2c) Managing climate impacts with better climate science
- $2.7 billion to study climate impacts, risk models, and adaptation efforts, translate information into useful knowledge for decision-makers, and share data.
- Provide adaptation resources and best practices through Climate Resilience toolkit.
3) Lead international efforts to address global climate change
3a) Collaborate with other countries to address climate change
- Pursue bilateral and multilateral cooperation to share information, technology, and other resources to support low emission economic development and strengthen resilience to climate change impacts
- Mitigate short-lived climate pollutants
- Reduce deforestation and forest degradation
- Reducing subsidies that support "wasteful" fossil fuel use
3b) Address climate change through international negotiations, particularly at the UN
Explanation of the emissions scenario calculated in the Impact tab
What are the plan’s key benefits?
The President's Climate Action Plan offers a number of strategies to reduce greenhouse gas emissions and mitigate the effects of climate change. The Plan represents the most significant federal action on climate change in the United States to date.

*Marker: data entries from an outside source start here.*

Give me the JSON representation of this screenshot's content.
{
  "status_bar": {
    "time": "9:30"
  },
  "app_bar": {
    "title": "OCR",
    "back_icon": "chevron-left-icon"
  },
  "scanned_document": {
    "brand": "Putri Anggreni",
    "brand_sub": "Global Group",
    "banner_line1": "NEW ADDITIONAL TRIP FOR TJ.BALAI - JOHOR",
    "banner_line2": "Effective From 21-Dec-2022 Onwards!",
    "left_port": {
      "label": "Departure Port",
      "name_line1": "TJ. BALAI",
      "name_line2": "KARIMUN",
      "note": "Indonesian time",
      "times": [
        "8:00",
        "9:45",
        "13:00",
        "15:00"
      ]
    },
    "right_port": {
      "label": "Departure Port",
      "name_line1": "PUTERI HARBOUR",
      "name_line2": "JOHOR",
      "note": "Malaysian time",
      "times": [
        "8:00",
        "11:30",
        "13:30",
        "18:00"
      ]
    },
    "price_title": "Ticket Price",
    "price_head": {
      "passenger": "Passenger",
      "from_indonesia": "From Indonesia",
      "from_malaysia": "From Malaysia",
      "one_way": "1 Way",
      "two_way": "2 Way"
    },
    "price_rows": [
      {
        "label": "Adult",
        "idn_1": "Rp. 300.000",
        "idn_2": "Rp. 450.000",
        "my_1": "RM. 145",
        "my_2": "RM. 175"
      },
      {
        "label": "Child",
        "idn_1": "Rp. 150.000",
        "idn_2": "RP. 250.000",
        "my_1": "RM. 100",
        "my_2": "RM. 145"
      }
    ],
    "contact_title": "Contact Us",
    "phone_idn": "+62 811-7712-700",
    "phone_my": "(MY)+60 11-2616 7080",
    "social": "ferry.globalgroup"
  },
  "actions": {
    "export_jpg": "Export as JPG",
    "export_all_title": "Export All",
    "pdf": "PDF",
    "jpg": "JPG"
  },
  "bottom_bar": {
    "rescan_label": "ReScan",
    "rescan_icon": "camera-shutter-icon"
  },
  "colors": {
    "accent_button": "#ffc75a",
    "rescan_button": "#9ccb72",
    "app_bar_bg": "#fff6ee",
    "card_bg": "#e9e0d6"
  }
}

The Plan also signals the willingness of the United States to address climate change, an important factor in international climate negotiations and agreements. The Plan sets the stage for future US action to address climate change.
Though the proposal does provide concrete steps to reduce the United States's contribution to global climate change, the overall impact of the plan in mitigating climate change is unclear.

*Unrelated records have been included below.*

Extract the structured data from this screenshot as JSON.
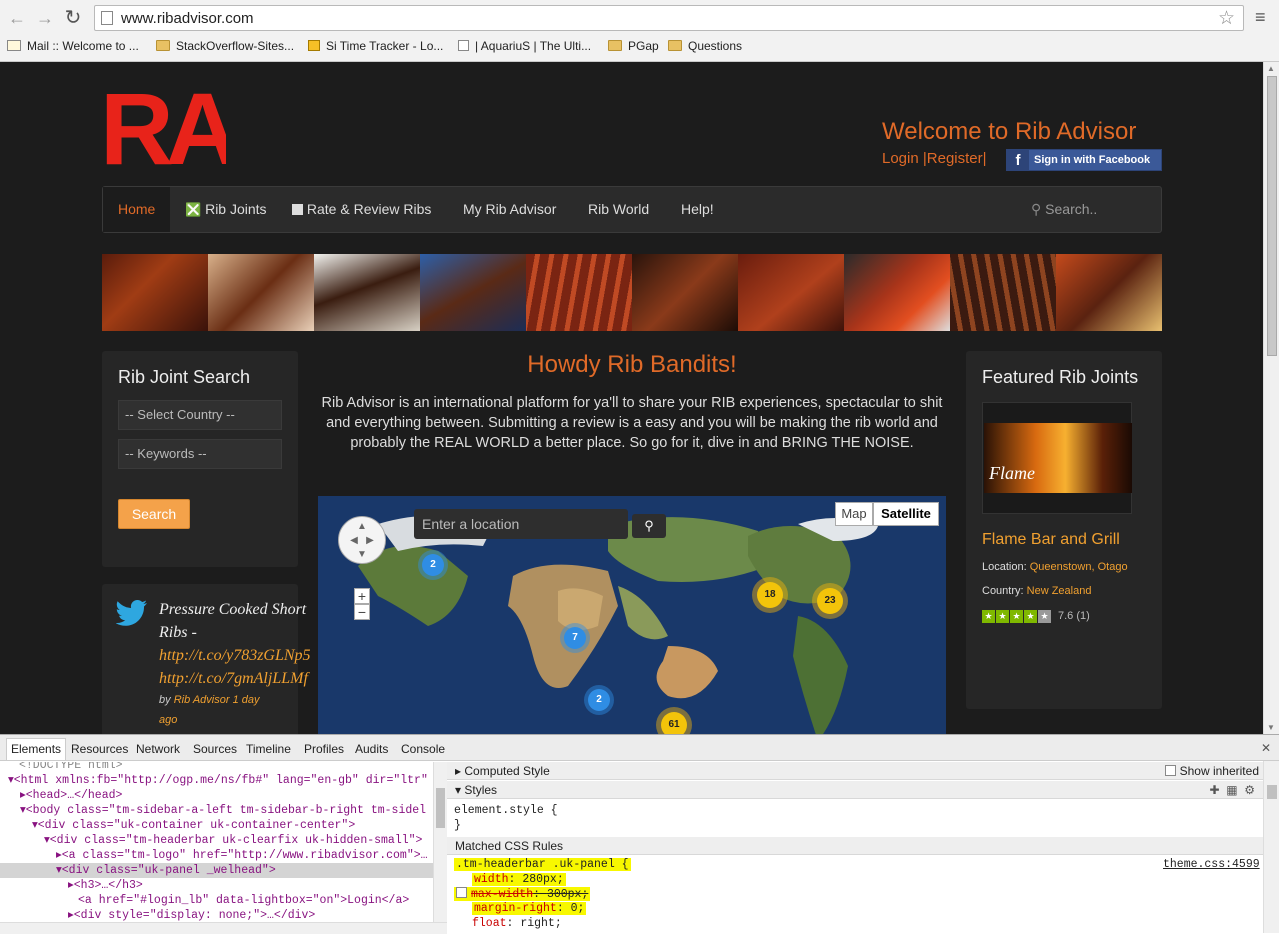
{
  "browser": {
    "url": "www.ribadvisor.com",
    "bookmarks": [
      {
        "label": "Mail :: Welcome to ...",
        "icon": "mail-icon"
      },
      {
        "label": "StackOverflow-Sites...",
        "icon": "folder-icon"
      },
      {
        "label": "Si Time Tracker - Lo...",
        "icon": "tracker-icon"
      },
      {
        "label": "| AquariuS | The Ulti...",
        "icon": "page-icon"
      },
      {
        "label": "PGap",
        "icon": "folder-icon"
      },
      {
        "label": "Questions",
        "icon": "folder-icon"
      }
    ]
  },
  "site": {
    "logo": "RA",
    "welcome": "Welcome to Rib Advisor",
    "login": "Login",
    "register": "Register",
    "facebook": "Sign in with Facebook",
    "nav": [
      "Home",
      "Rib Joints",
      "Rate & Review Ribs",
      "My Rib Advisor",
      "Rib World",
      "Help!"
    ],
    "nav_search_placeholder": "Search..",
    "sidebar": {
      "title": "Rib Joint Search",
      "country_placeholder": "-- Select Country --",
      "keywords_placeholder": "-- Keywords --",
      "search_button": "Search"
    },
    "tweet": {
      "text": "Pressure Cooked Short Ribs -",
      "link1": "http://t.co/y783zGLNp5",
      "link2": "http://t.co/7gmAljLLMf",
      "by_prefix": "by",
      "author": "Rib Advisor",
      "time": "1 day ago"
    },
    "main": {
      "heading": "Howdy Rib Bandits!",
      "intro": "Rib Advisor is an international platform for ya'll to share your RIB experiences, spectacular to shit and everything between. Submitting a review is a easy and you will be making the rib world and probably the REAL WORLD a better place. So go for it, dive in and BRING THE NOISE."
    },
    "map": {
      "location_placeholder": "Enter a location",
      "map_button": "Map",
      "satellite_button": "Satellite",
      "clusters": [
        2,
        18,
        23,
        7,
        2,
        61
      ]
    },
    "featured": {
      "title": "Featured Rib Joints",
      "name": "Flame Bar and Grill",
      "location_label": "Location:",
      "location": "Queenstown, Otago",
      "country_label": "Country:",
      "country": "New Zealand",
      "image_text": "Flame",
      "rating_stars": 4,
      "rating_text": "7.6 (1)"
    }
  },
  "devtools": {
    "tabs": [
      "Elements",
      "Resources",
      "Network",
      "Sources",
      "Timeline",
      "Profiles",
      "Audits",
      "Console"
    ],
    "computed_style": "Computed Style",
    "show_inherited": "Show inherited",
    "styles_label": "Styles",
    "element_style": "element.style {",
    "closing_brace": "}",
    "matched_rules": "Matched CSS Rules",
    "rule_selector": ".tm-headerbar .uk-panel {",
    "rule_source": "theme.css:4599",
    "rule_props": [
      {
        "prop": "width",
        "val": "280px;"
      },
      {
        "prop": "max-width",
        "val": "300px;"
      },
      {
        "prop": "margin-right",
        "val": "0;"
      },
      {
        "prop": "float",
        "val": "right;"
      }
    ],
    "dom_lines": [
      "<!DOCTYPE html>",
      "<html xmlns:fb=\"http://ogp.me/ns/fb#\" lang=\"en-gb\" dir=\"ltr\"",
      "<head>…</head>",
      "<body class=\"tm-sidebar-a-left tm-sidebar-b-right tm-sidel",
      "<div class=\"uk-container uk-container-center\">",
      "<div class=\"tm-headerbar uk-clearfix uk-hidden-small\">",
      "<a class=\"tm-logo\" href=\"http://www.ribadvisor.com\">…",
      "<div class=\"uk-panel  _welhead\">",
      "<h3>…</h3>",
      "<a href=\"#login_lb\" data-lightbox=\"on\">Login</a>",
      "<div style=\"display: none;\">…</div>"
    ]
  }
}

What are the plan’s costs?
The costs of the overall plan are unknown, though specific elements are tied to budget allocations. Review the full plan for more information.
What are the key challenges to enacting this plan?
Since this Climate Action Plan was issued by the Executive Office of the President, it does not have the same legal authority an Act of Congress might carry. The Plan can (and is) being challenged by Congress and other parties. The Plan and its constituent strategies may be undermined or eliminated in the administration of the next President of the United States.
All elements of the Plan are intended to begin during the presidency of Barack Obama. Elements of the plan may change based on the election of a new president in 2016 or by an Act of Congress.